The equipment I currently have is small digital scale up to 5toz in .01 gram. Loupe and a Mizer. I've read about a SG scale, but that is only good on solid items, and no items with stones. An XRF, but very costly. So, I'm thinking a combination of the above maybe?? Acid test for certain items, SG for other items, and as time goes, an XRF??? Any thoughts??


----------



## nickvc (Jan 30, 2014)

Experience.
You foul up a couple of times and you learn real fast when it's your money going west!
That might not sound very helpful but it is the truth and if you really want the best then an xrf is a must but again they can be fooled.


----------



## gold4mike (Jan 30, 2014)

If you plan to take a laptop with you (equipped with spreadsheet/calculator) you might look at a small USB microscope. They're under $30.00 and can be helpful for some of the smaller markings. It also makes is easy for your customer to see what you're looking at when you value their merchandise.


----------



## etack (Jan 30, 2014)

gold4mike said:


> If you plan to take a laptop with you (equipped with spreadsheet/calculator) you might look at a small USB microscope. They're under $30.00 and can be helpful for some of the smaller markings. It also makes is easy for your customer to see what you're looking at when you value their merchandise.




:lol: 8) or an Iphone

Eric


----------



## gold4mike (Feb 3, 2014)

etack,

I don't know if it was you but someone posted a link awhile back showing a dvd burner lens as a mod for an iphone camera lens that did great magnification.
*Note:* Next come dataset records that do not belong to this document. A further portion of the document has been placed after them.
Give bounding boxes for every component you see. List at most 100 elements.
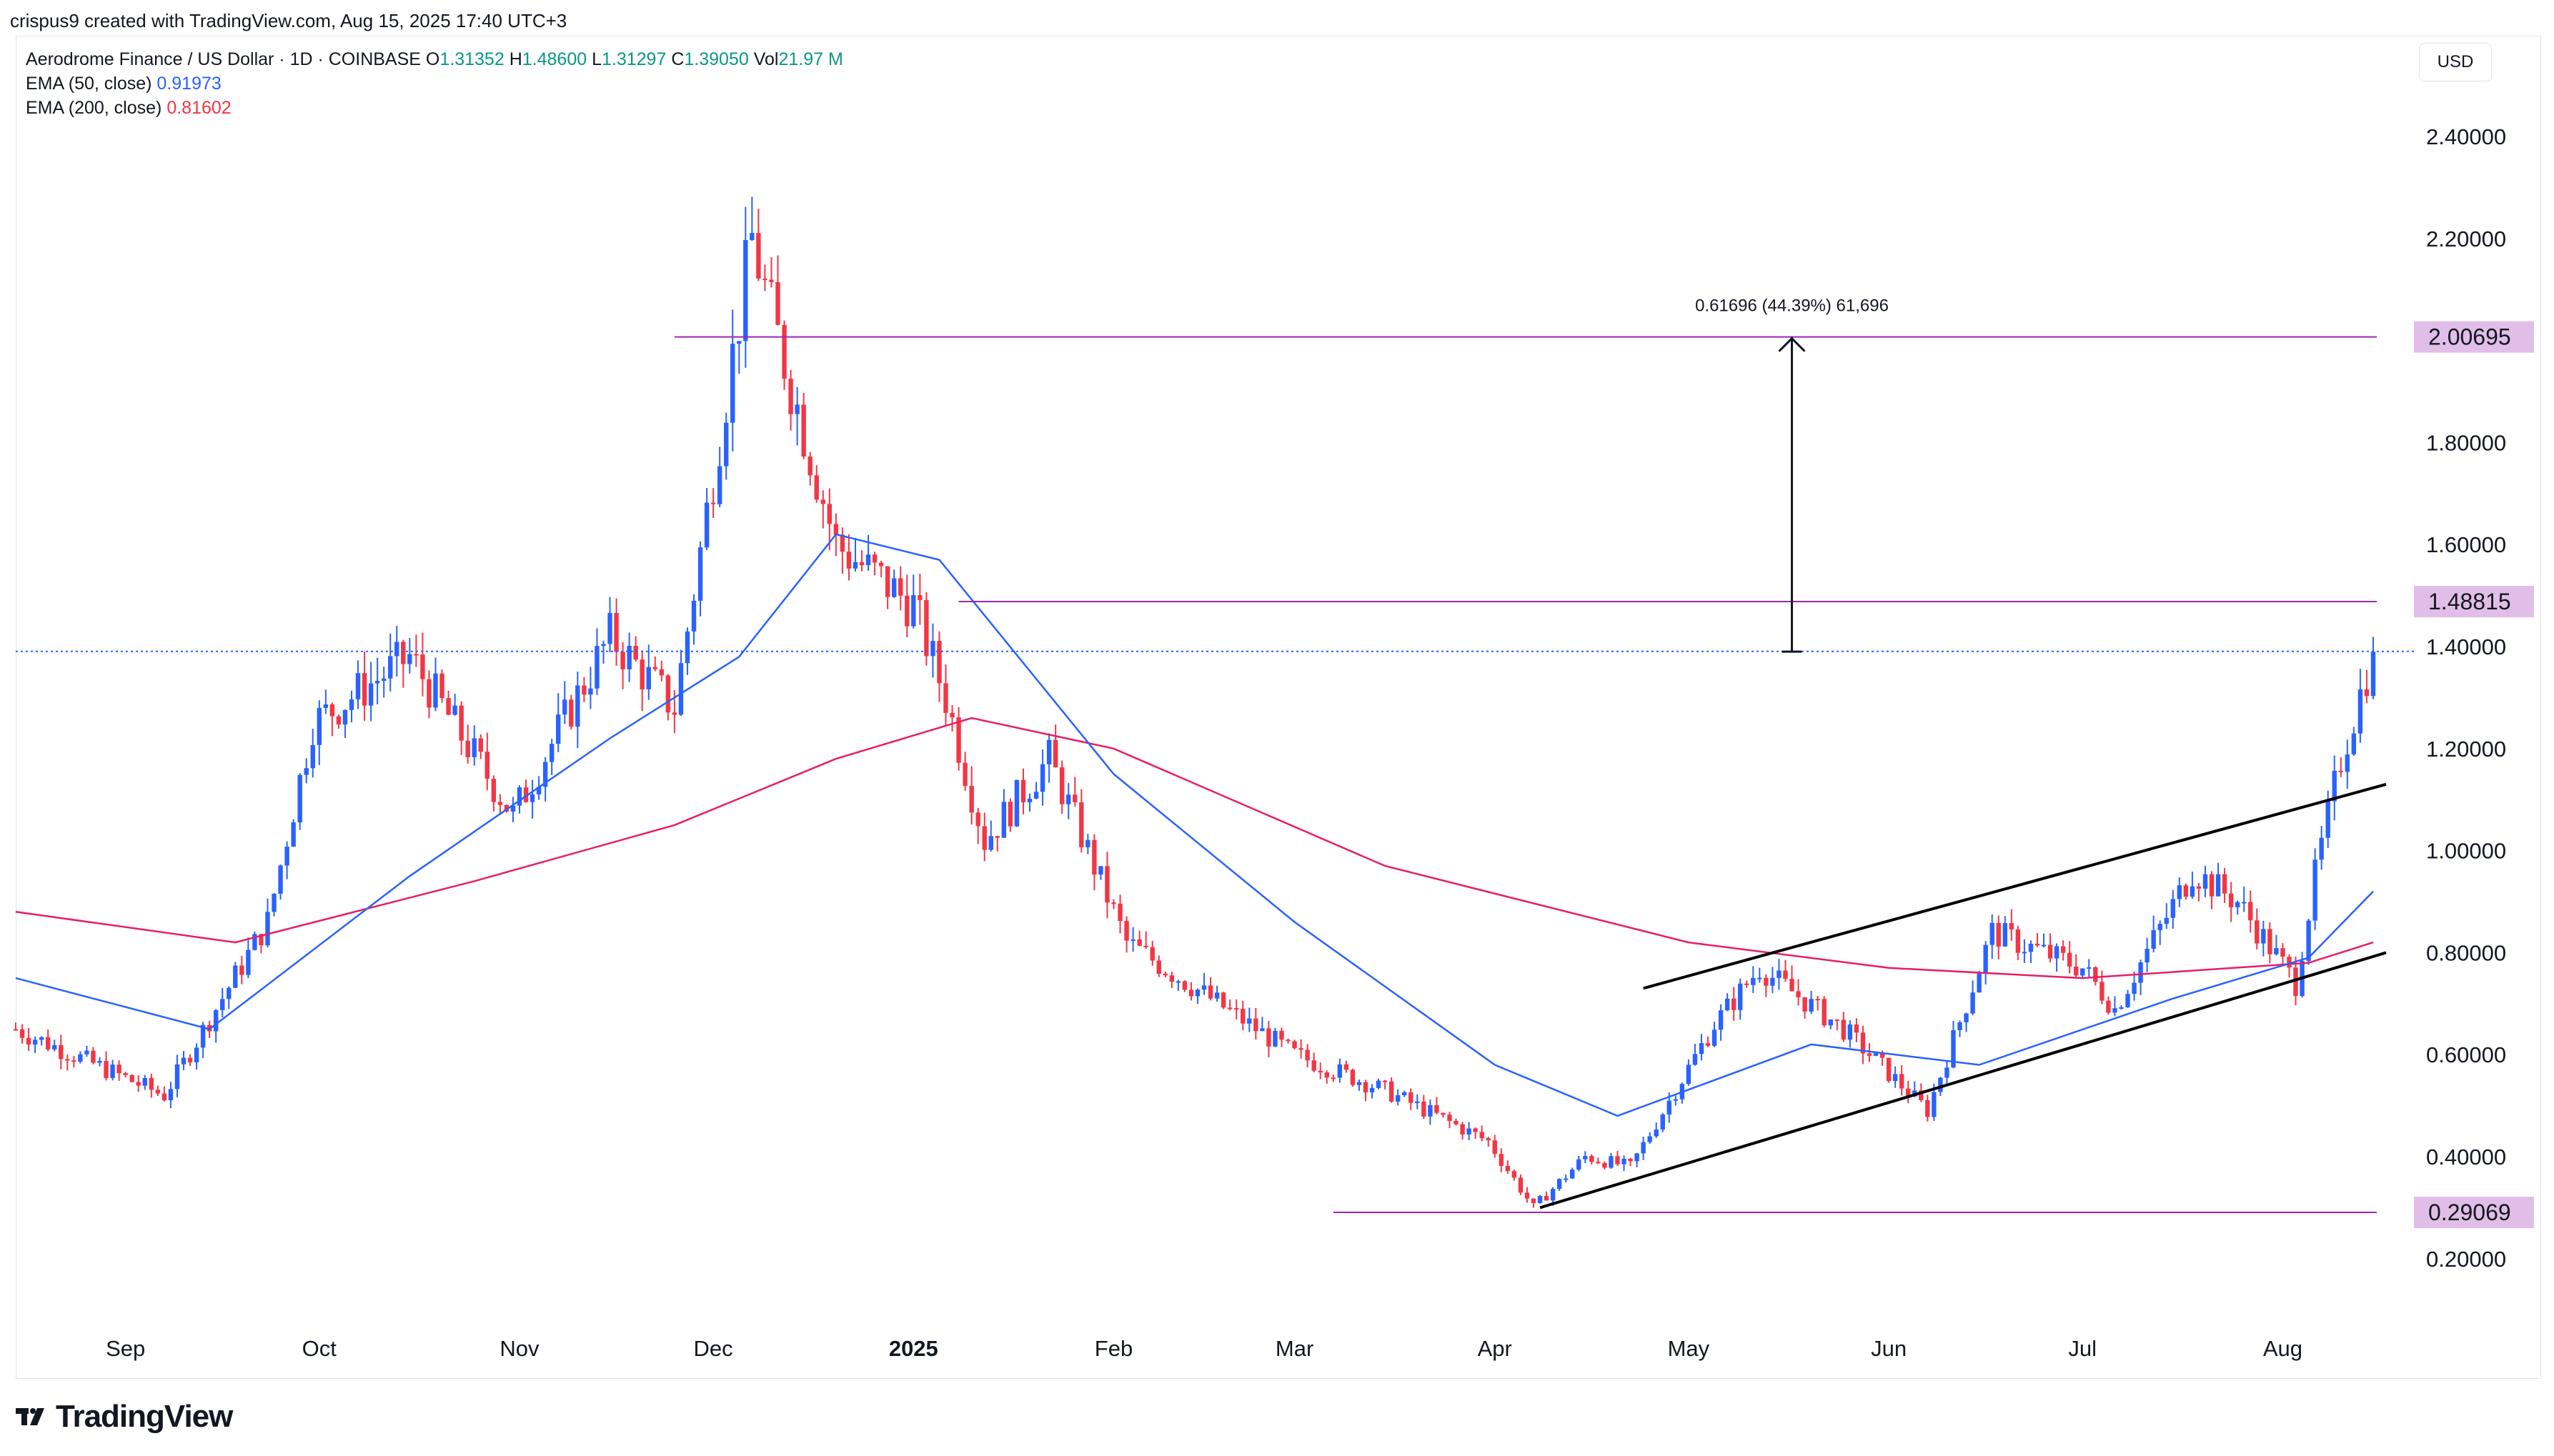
candle-body (582, 685, 587, 695)
x-axis-tick-label: Oct (302, 1336, 337, 1361)
candle-body (1615, 1156, 1620, 1165)
candle-body (1563, 1178, 1569, 1180)
candle-body (2325, 801, 2330, 838)
candle-body (1841, 1019, 1847, 1040)
candle-body (1014, 779, 1020, 827)
y-axis-tick-label: 1.00000 (2426, 839, 2506, 864)
candle-body (1892, 1074, 1898, 1082)
candle-body (1046, 739, 1052, 764)
candle-body (853, 562, 858, 569)
legend-ema200-row[interactable]: EMA (200, close) 0.81602 (26, 96, 843, 120)
candle-body (1118, 903, 1123, 922)
candle-body (1944, 1067, 1949, 1078)
candle-body (1447, 1115, 1452, 1121)
candle-body (1298, 1048, 1303, 1050)
candle-body (1286, 1039, 1291, 1042)
candle-body (1092, 839, 1097, 875)
candle-body (1738, 983, 1743, 1010)
candle-body (1511, 1171, 1517, 1178)
candle-body (1053, 739, 1058, 767)
high-value: 1.48600 (522, 49, 587, 69)
candle-body (1156, 960, 1161, 974)
candle-body (13, 1029, 19, 1031)
candle-body (2034, 944, 2040, 946)
candle-body (168, 1089, 174, 1101)
candle-body (1124, 921, 1129, 941)
candle-body (872, 554, 878, 563)
candle-body (1402, 1092, 1407, 1096)
candle-body (1764, 977, 1769, 986)
symbol-label[interactable]: Aerodrome Finance / US Dollar · 1D · COI… (26, 49, 421, 69)
candle-body (155, 1089, 161, 1094)
candle-body (427, 679, 432, 708)
candle-body (1524, 1192, 1530, 1199)
candle-body (252, 934, 257, 950)
candle-body (678, 663, 684, 715)
candle-body (969, 786, 974, 813)
candle-body (342, 709, 348, 725)
candle-body (116, 1064, 121, 1074)
candle-body (523, 787, 529, 802)
candle-body (1473, 1128, 1478, 1132)
candle-body (1260, 1028, 1265, 1032)
candle-body (2241, 902, 2247, 904)
candle-body (1001, 802, 1007, 838)
candle-body (750, 233, 755, 241)
candle-body (368, 683, 374, 706)
candle-body (620, 652, 625, 669)
candle-body (640, 659, 645, 689)
candle-body (569, 699, 574, 727)
candle-body (142, 1077, 147, 1086)
x-axis-tick-label: Jun (1871, 1336, 1907, 1361)
candle-body (2293, 967, 2298, 997)
candle-body (104, 1061, 109, 1078)
candle-body (1789, 978, 1794, 992)
candle-body (1647, 1136, 1652, 1142)
candle-body (1686, 1064, 1691, 1084)
tradingview-brand[interactable]: TradingView (16, 1399, 233, 1435)
candle-body (710, 502, 716, 504)
candle-body (1860, 1032, 1866, 1054)
candle-body (1919, 1090, 1924, 1100)
candle-body (1098, 866, 1103, 875)
candle-body (1395, 1095, 1401, 1102)
candle-body (1989, 922, 1994, 945)
candle-body (1421, 1101, 1426, 1117)
legend-ema50-row[interactable]: EMA (50, close) 0.91973 (26, 71, 843, 96)
candle-body (1415, 1101, 1420, 1103)
candle-body (1356, 1082, 1362, 1085)
x-axis-tick-label: Dec (694, 1336, 733, 1361)
candle-body (2215, 874, 2221, 897)
candle-body (1654, 1130, 1659, 1137)
candle-body (808, 457, 813, 476)
y-axis-tick-label: 2.20000 (2426, 226, 2506, 251)
candle-body (2345, 754, 2350, 772)
candle-body (1201, 985, 1207, 990)
measure-label: 0.61696 (44.39%) 61,696 (1695, 296, 1889, 316)
candle-body (1886, 1057, 1892, 1082)
candle-body (2255, 920, 2260, 944)
candle-body (1867, 1053, 1872, 1056)
ema50-line (15, 533, 2374, 1117)
y-axis-tick-label: 1.60000 (2426, 532, 2506, 557)
candle-body (1673, 1099, 1679, 1101)
candle-body (956, 717, 961, 763)
candle-body (542, 762, 548, 787)
candle-body (562, 699, 567, 715)
candle-body (2338, 770, 2343, 772)
candle-body (1434, 1105, 1439, 1113)
candle-body (691, 600, 697, 632)
candle-body (362, 673, 367, 706)
candle-body (601, 644, 606, 647)
candle-body (1182, 981, 1188, 990)
candle-body (1241, 1009, 1246, 1024)
currency-button[interactable]: USD (2419, 43, 2492, 81)
candle-body (1176, 981, 1181, 983)
candle-body (892, 578, 897, 597)
candle-body (265, 912, 270, 946)
candle-body (1408, 1092, 1413, 1103)
candle-body (575, 685, 580, 727)
candle-body (388, 656, 393, 679)
candle-body (310, 744, 315, 769)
Thank you for the reminder!


----------



## bmgold2 (Feb 3, 2014)

gold4mike said:


> etack,
> 
> I don't know if it was you but someone posted a link awhile back showing a dvd burner lens as a mod for an iphone camera lens that did great magnification.
> 
> Thank you for the reminder!



http://lmgtfy.com/?q=iphone+camera+lense+from+dvd+player

Lots of sites on this mod. Sound like something to try. I think I have an old CD drive. Wonder if it has a lens I could use? I've been holding a small magnifier in front of the camera lens on my phone to get close up pics already. Works good but takes both hands to do.


----------



## bmgold2 (Feb 3, 2014)

I just had to try the macro lens trick using a lens from a CD drive since I had recently torn one apart. I have to say, when they say macro, they mean MACRO.

I taped the lens over the lens on my phone's camera with some clear tape. Then, holding the phone almost right against a penny, I got this picture of the date. It didn't all fit in the picture.




Then, I took a picture of a surface mount capacitor on one of the circuit boards I have been scrapping.




I had to shine a flashlight at the parts I wanted to photograph since the camera was so close it blocked the light. This is an interesting idea but I can't see myself using it very often. It's just a little bit too close up for me. similar to a low power microscope.

Click on the pictures (especially the penny) to really zoom in and see how much detail shows up. It's a little out of focus but the 2 turned out pretty good. You can see the oxidation on the surface of the penny.


----------